Поэтические переводы с французского
Предисловие
Нет в литературном деле более спорной области, чем поэтический перевод. В отличие от прочих литературных практик трансформация поэтического текста из одной языковой системы координат в другую отличается стойким, ярко выраженным антагонистическим подходом. Есть две школы, одна из которых считает необходимым и достаточным передачу удобным способом идей и смыслов, заключенных в стихе, в то время как другая настаивает на максимальном сохранении формирующих стихотворение элементов, видя главное достоинство перевода в его максимальной близости к оригиналу. Первому подходу свойственна вольность, второму – строгость. Свои позиции представители обеих школ аргументируют по-разному. Первые пекутся о ритмической и фонетической гладкости перевода, строя его по поэтическим лекалам родного языка, у вторых на первом месте точность, часто в ущерб музыкальности. У тех и у других свои авторитеты со своими несовместимыми мнениями. Вот что, например, писал В. Набоков в защиту второго подхода:
«Следует раз и навсегда отказаться от расхожего мнения, будто перевод „должен легко читаться“ и „не должен производить впечатление перевода“ (вот комплименты, какими встретит всякий бледный пересказ наш критик-пурист, который никогда не читал и не прочтет подлинника). Если на то пошло, всякий перевод, не производящий впечатление перевода, при ближайшем рассмотрении непременно окажется неточным, тогда как единственными достоинствами добротного перевода следует считать его верность и адекватность оригиналу. Будет ли он легко читаться, это уже зависит от образца, а не от снятой с него копии»
В ответ адепты первой школы называют переводы оппонентов «бескрылыми». Причисляя себя к последователям Набокова, я исхожу из того, что ответственность перед читателем есть первая и единственная добродетель переводчика. При этом я прекрасно сознаю, что точность перевода принципиально ограничена, и это делает практику перевода особым, отдельным от поэтического творчества искусством. Вдохновение переводчика должно быть совсем другого сорта, чем вдохновение поэта. «Переводы – это нива полубессознательного» – утверждал Набоков. Рискну утверждать, что самые неудачные с точки зрения адекватности переводы делаются поэтами, для которых оригинал лишь отправная точка их поэтической фантазии. Не следует ждать ничего хорошего и от тех, кто использует для перевода подстрочник, не владея при этом языком оригинала. Импровизации в этом деле неуместны. Замечу попутно, что вольный перевод совсем не работает там, где смысл вплетен в словесную вязь и без нее не существует.
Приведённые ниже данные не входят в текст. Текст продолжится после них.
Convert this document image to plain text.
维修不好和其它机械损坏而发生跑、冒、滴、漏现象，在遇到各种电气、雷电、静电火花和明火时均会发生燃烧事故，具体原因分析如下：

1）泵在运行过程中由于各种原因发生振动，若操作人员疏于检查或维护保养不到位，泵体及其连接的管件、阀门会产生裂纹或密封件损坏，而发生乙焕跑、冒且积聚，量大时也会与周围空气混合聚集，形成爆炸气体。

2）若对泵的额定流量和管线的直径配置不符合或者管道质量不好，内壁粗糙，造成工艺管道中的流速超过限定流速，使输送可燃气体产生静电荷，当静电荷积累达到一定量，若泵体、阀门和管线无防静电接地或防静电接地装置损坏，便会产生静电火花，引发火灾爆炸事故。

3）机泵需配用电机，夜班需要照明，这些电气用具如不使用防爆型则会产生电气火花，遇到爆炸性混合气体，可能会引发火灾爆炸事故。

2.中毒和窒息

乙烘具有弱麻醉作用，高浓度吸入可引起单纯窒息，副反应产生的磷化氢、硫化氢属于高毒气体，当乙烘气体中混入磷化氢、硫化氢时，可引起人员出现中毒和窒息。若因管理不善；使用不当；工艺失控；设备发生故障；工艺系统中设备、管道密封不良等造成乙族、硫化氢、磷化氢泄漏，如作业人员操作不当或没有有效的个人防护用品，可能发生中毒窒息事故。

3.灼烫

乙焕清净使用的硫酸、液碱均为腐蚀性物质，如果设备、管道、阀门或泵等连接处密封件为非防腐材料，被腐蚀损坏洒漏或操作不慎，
Чтобы окончательно все запутать, приведу резюме позднего Набокова, приписанное им герою романа «Ада»:
«Он затруднялся сказать, кто ему отвратительнее: добронамеренная посредственность, чьи потуги на верность разбиваются как об отсутствие артистического чутья, так и об уморительные ошибки в толковании текста, или профессиональный поэт, украшающий собственными изобретеньицами мертвого, беспомощного автора (приделывая ему там бакенбарды, тут добавочный детородный орган) – метод, изящно камуфлирующий невежество пересказчика по части исходного языка смешением промахов пустоцветной учености с прихотями цветистого вымысла».
Во многом соглашаясь с В. Набоковым, от себя добавлю следующее: на оригинал стиха следует взирать, как на поданного иностранного литературного государства и обращаться с ним по всем правилам дипломатии – то есть так, чтобы перевод его на другой язык превращался не в принудительную адаптацию, а был бы, как и сама дипломатия, искусством возможного.